About my research

Integrating wetland ecosystem services into resource and land use decision-making is becoming increasingly commonplace as a mean to promote ecosystems health through political and community stewardship in conservation, and to build socio-ecological resilience to land-use and climate change. However, how to maximize ecosystem services through environmental management is still not clear due to a gap on our understanding of underpinning ecological processes that set regulating and supporting functions, and the relevant scales that these processes can be modeled and handled in practice.

My research focuses on understanding how the interplay between plants, soils, and water affects ecosystem functioning in wetland ecosystems and riparian zones. Specifically, I aim to understand the effects of heterogeneity in plant communities, physical structure, and hydrology in greenhouse gas fluxes and C sequestration. I also study what the most suitable scales (time and space) to represent the functional heterogeneity of these processes are.

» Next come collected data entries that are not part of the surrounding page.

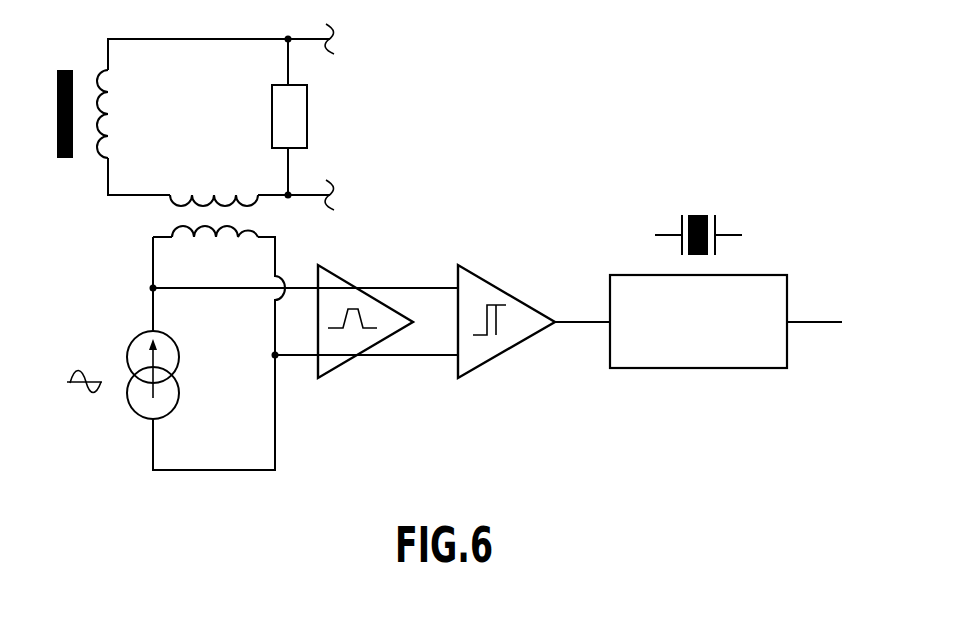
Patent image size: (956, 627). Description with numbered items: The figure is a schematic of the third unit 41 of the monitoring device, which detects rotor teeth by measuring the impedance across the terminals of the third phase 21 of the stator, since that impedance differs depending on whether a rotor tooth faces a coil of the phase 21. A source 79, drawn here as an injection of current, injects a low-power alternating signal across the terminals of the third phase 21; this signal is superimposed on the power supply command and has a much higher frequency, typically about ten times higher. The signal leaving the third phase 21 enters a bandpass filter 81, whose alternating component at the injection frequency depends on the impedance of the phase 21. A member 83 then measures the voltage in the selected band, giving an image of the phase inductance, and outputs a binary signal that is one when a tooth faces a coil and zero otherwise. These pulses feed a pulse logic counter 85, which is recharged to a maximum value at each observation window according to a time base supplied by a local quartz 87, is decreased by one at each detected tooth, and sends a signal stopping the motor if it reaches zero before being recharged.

The third phase 21 is at (99, 152).
The third unit 41 is at (560, 233).
The source 79 is at (205, 470).
The bandpass filter 81 is at (340, 274).
The member for measuring the voltage 83 is at (487, 277).
The pulse logic counter 85 is at (732, 369).
The local quartz 87 is at (718, 222).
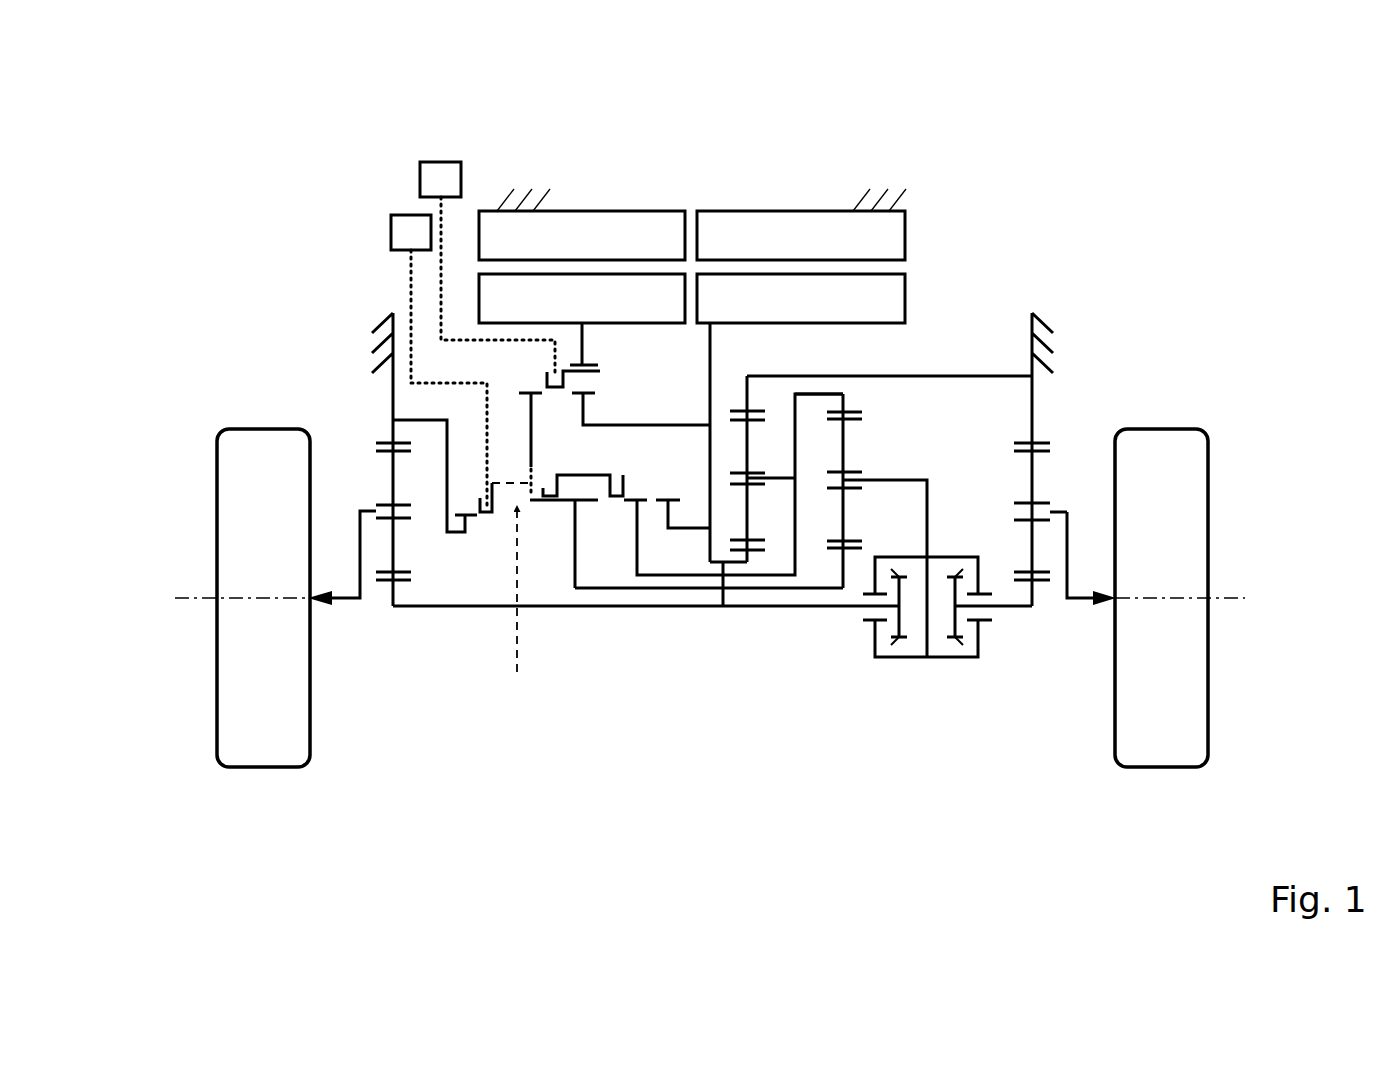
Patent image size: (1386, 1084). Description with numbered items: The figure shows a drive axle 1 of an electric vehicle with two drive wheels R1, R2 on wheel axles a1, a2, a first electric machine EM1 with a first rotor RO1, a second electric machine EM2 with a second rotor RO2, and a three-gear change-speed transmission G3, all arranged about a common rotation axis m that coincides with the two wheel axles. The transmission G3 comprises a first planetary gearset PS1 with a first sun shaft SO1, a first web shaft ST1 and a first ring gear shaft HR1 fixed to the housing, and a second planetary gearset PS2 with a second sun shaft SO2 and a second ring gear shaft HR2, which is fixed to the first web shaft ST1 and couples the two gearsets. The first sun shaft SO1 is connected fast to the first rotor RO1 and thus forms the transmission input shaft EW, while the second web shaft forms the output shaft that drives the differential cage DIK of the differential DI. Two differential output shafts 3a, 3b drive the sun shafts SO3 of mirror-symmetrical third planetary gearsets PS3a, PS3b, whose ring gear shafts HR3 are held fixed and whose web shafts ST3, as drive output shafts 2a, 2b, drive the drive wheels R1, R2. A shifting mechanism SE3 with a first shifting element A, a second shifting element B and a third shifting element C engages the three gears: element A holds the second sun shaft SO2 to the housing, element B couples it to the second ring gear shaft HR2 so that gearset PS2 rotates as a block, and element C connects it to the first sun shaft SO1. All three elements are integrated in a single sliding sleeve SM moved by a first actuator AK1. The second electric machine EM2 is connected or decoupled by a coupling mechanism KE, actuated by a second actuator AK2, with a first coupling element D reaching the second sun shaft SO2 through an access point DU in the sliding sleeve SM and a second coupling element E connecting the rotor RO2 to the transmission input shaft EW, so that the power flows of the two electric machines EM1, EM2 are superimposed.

The drive axle 1 is at (1168, 340).
The second rotor RO2 is at (480, 297).
The first actuator AK1 is at (405, 227).
The second actuator AK2 is at (438, 173).
The second electric machine EM2 is at (490, 200).
The coupling mechanism KE is at (606, 380).
The transmission input shaft EW is at (712, 350).
The first electric machine EM1 is at (837, 200).
The first rotor RO1 is at (888, 300).
The second ring gear shaft HR2 is at (847, 400).
The first ring gear shaft HR1 is at (993, 373).
The ring gear shaft HR3 is at (1033, 418).
The sliding sleeve SM is at (582, 475).
The web shaft ST3 is at (1060, 510).
The drive output shaft 2b is at (343, 596).
The drive output shaft 2a is at (1080, 597).
The rotation axis m is at (1227, 598).
The wheel axle a1 is at (185, 598).
The wheel axle a2 is at (1227, 598).
The sun shaft SO3 is at (1035, 603).
The third planetary gearset PS3b is at (393, 630).
The access point DU is at (517, 608).
The first planetary gearset PS1 is at (858, 471).
The second planetary gearset PS2 is at (899, 471).
The third planetary gearset PS3a is at (1032, 630).
The drive wheel R1 is at (265, 735).
The differential output shaft 3b is at (457, 606).
The shifting mechanism SE3 is at (364, 616).
The first web shaft ST1 is at (669, 606).
The first sun shaft SO1 is at (720, 606).
The three-gear change-speed transmission G3 is at (782, 722).
The second sun shaft SO2 is at (792, 606).
The differential DI is at (927, 711).
The differential cage DIK is at (953, 657).
The differential output shaft 3a is at (1002, 606).
The drive wheel R2 is at (1167, 743).
The first shifting element A is at (461, 490).
The second shifting element B is at (730, 484).
The third shifting element C is at (683, 531).
The first coupling element D is at (536, 445).
The second coupling element E is at (641, 409).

Answering these questions is relevant to improve our ability to represent C cycling in process-based models and parametrize these ecosystem functions at a whole-wetland ecosystem-scale, which is mainly the scale used by practitioners, resource managers, and climate modelers.

To answer these research questions, I use a diverse suite of measurements and observation techniques at different spatiotemporal scales, including hydro-meteorological monitoring; soil coring and dating; water, soil and plant C analyses; non-steady-state chambers to measure C fluxes, in-situ pore-water dialysis samplers, and plant surveying.